Examples of adenine H-bonds with ribose atoms: N1–O2′ (A), N3–O2′ (B), N6–O2′ (C and D), and N6–O4′ (E). The hydroxyl oxygen O2′ serves as an H-bond donor (A, B) or acceptor (C, D). In (A), adenine and guanine make a group 12 AG pair (trans-sugar edge/sugar edge), which is part of the A-minor I motif with G14 Watson–Crick-base paired to C78 and hydroxyl group of C78 making additional H-bonds with the A81 ribose (not shown); G14–C78 is part of a GC-rich helix in the lysine riboswitch (PDB 3DIL). In (B), the unclassified AC pair is part of the A-minor II motif, with A551 interacting with the minor groove of 8-base pair helix (not shown) in 23S rRNA (PDB 1VQ8). In (C), A and G form a group 6 AG pair (trans-Watson–Crick/sugar edge) in 16S rRNA (PDB 2VQE). In (D and E), A and G form group 10 AG pair (trans-Hoogsteen/sugar edge); both are from 23S rRNA (PDB 1VQ8). In (D), the AN1–O2′ H-bond is formed, and in (E), the AN1–O4′ H-bond is formed instead, which is correlated with C2′–endo sugar pucker of G47. Here, and in other molecular graphics, the numbering scheme from the PDB files is used.

Fig. 3

Examples of guanine–ribose interactions: the original G-ribo interaction with GN2–O4′ and GO2′–O2′ H-bonds (A); “reverse G-ribo” interaction with GN2–O2′ and GO2′–O4′ H-bonds (B); a variant G-ribo with three H-bonds, GN2–O3′, GN3–O2′, and GO2′–O2′ (C).

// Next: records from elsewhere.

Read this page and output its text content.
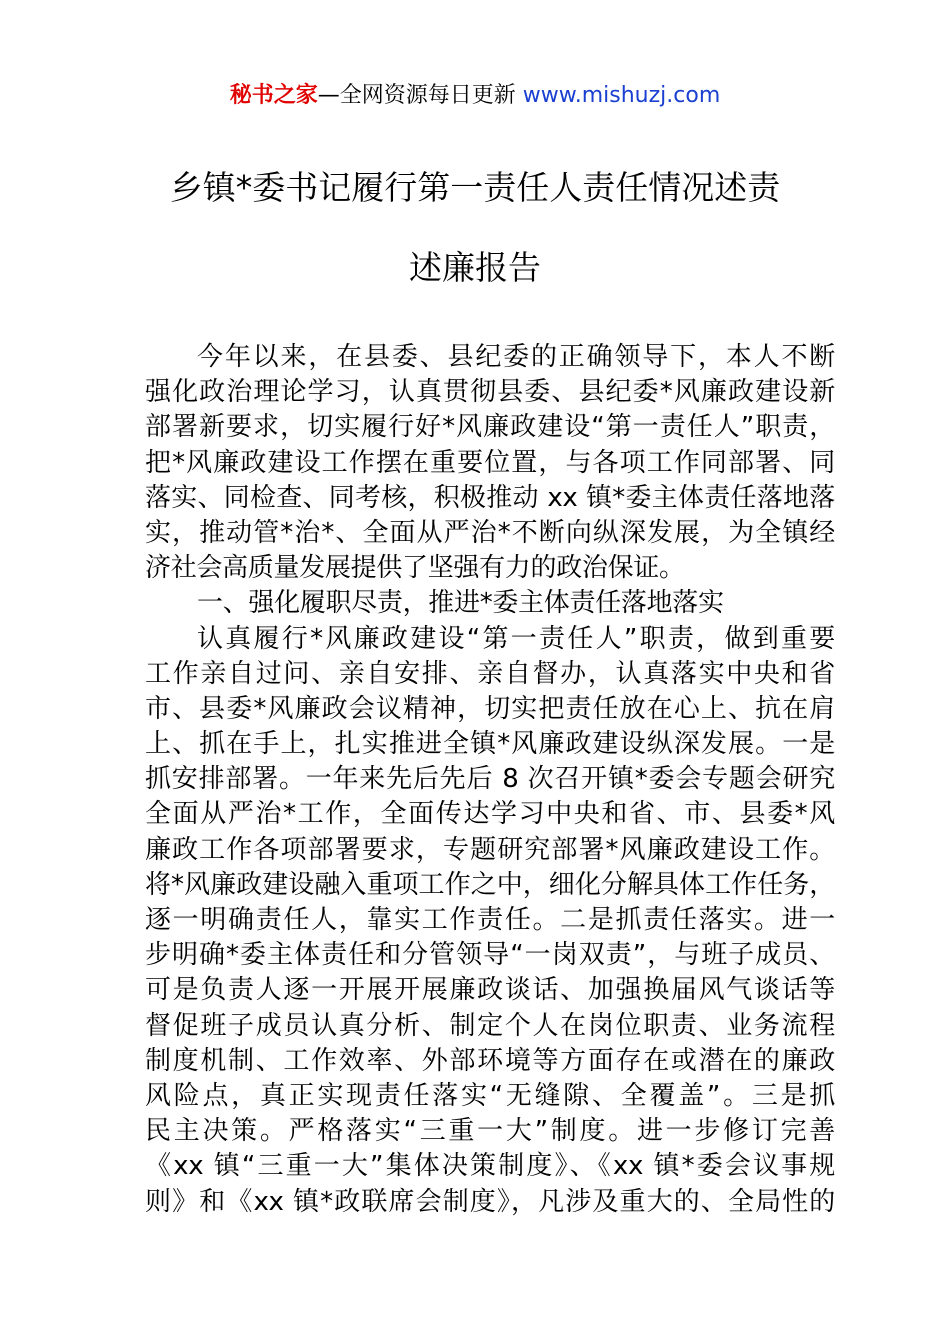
秘书之家—全网资源每日更新 www.mishuzj.com
乡镇*委书记履行第一责任人责任情况述责
述廉报告
今年以来，在县委、县纪委的正确领导下，本人不断
强化政治理论学习，认真贯彻县委、县纪委*风廉政建设新
部署新要求，切实履行好*风廉政建设“第一责任人”职责，
把*风廉政建设工作摆在重要位置，与各项工作同部署、同
落实、同检查、同考核，积极推动 xx 镇*委主体责任落地落
实，推动管*治*、全面从严治*不断向纵深发展，为全镇经
济社会高质量发展提供了坚强有力的政治保证。
一、强化履职尽责，推进*委主体责任落地落实
认真履行*风廉政建设“第一责任人”职责，做到重要
工作亲自过问、亲自安排、亲自督办，认真落实中央和省
市、县委*风廉政会议精神，切实把责任放在心上、抗在肩
上、抓在手上，扎实推进全镇*风廉政建设纵深发展。一是
抓安排部署。一年来先后先后 8 次召开镇*委会专题会研究
全面从严治*工作，全面传达学习中央和省、市、县委*风
廉政工作各项部署要求，专题研究部署*风廉政建设工作。
将*风廉政建设融入重项工作之中，细化分解具体工作任务，
逐一明确责任人，靠实工作责任。二是抓责任落实。进一
步明确*委主体责任和分管领导“一岗双责”，与班子成员、
可是负责人逐一开展开展廉政谈话、加强换届风气谈话等
督促班子成员认真分析、制定个人在岗位职责、业务流程
制度机制、工作效率、外部环境等方面存在或潜在的廉政
风险点，真正实现责任落实“无缝隙、全覆盖”。三是抓
民主决策。严格落实“三重一大”制度。进一步修订完善
《xx 镇“三重一大”集体决策制度》、《xx 镇*委会议事规
则》和《xx 镇*政联席会制度》，凡涉及重大的、全局性的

All examples are from 23S rRNA, PDB 1VQ8.

Fig. 4

Examples of group 8 AA base pairs (trans-Hoogsteen/Hoogsteen) from 23S rRNA in the large ribosomal subunit, PDB 1VQ8. In addition to the Hoogsteen edge/sugar edge H-bonds, these pairs are stabilized by one (A) or two (B) H-bonds between the adenine amino proton and phosphate OP2 oxygen.

Fig. 5

Group 10 AG base pair (the same as shown in Fig. 2D). The phosphate oxygen OP2 of the residue immediately upstream of A is making bifurcated H-bonds with imino and amino protons of G. The nucleobase atoms of the upstream residue, labeled X48, are omitted for clarity.

Fig. 6

Examples of major-groove triples AU–U (A) and GC–U (B) with additional O2′–OP2 H-bonds stabilizing the triples. Both examples are from 23S rRNA, PDB 1VQ8.

Fig. 7

Stabilization of bulged-out bases with O2′–OP2 (A) or O2′–OP1 H-bond. The examples are from the lysine riboswitch, PDB 3DIL (A), and 16S rRNA, PDB 2VQE (B).

Fig. 8

Ribose–phosphate zipper motifs with side-by-side O2′–OP1 (A), O2′–OP2 (B) and mixed O2′–OP1/OP2 interactions (C). The examples are from tRNA^Tyr, PDB 1J1U (A), and 23S rRNA, PDB 1VQ8 (B and C).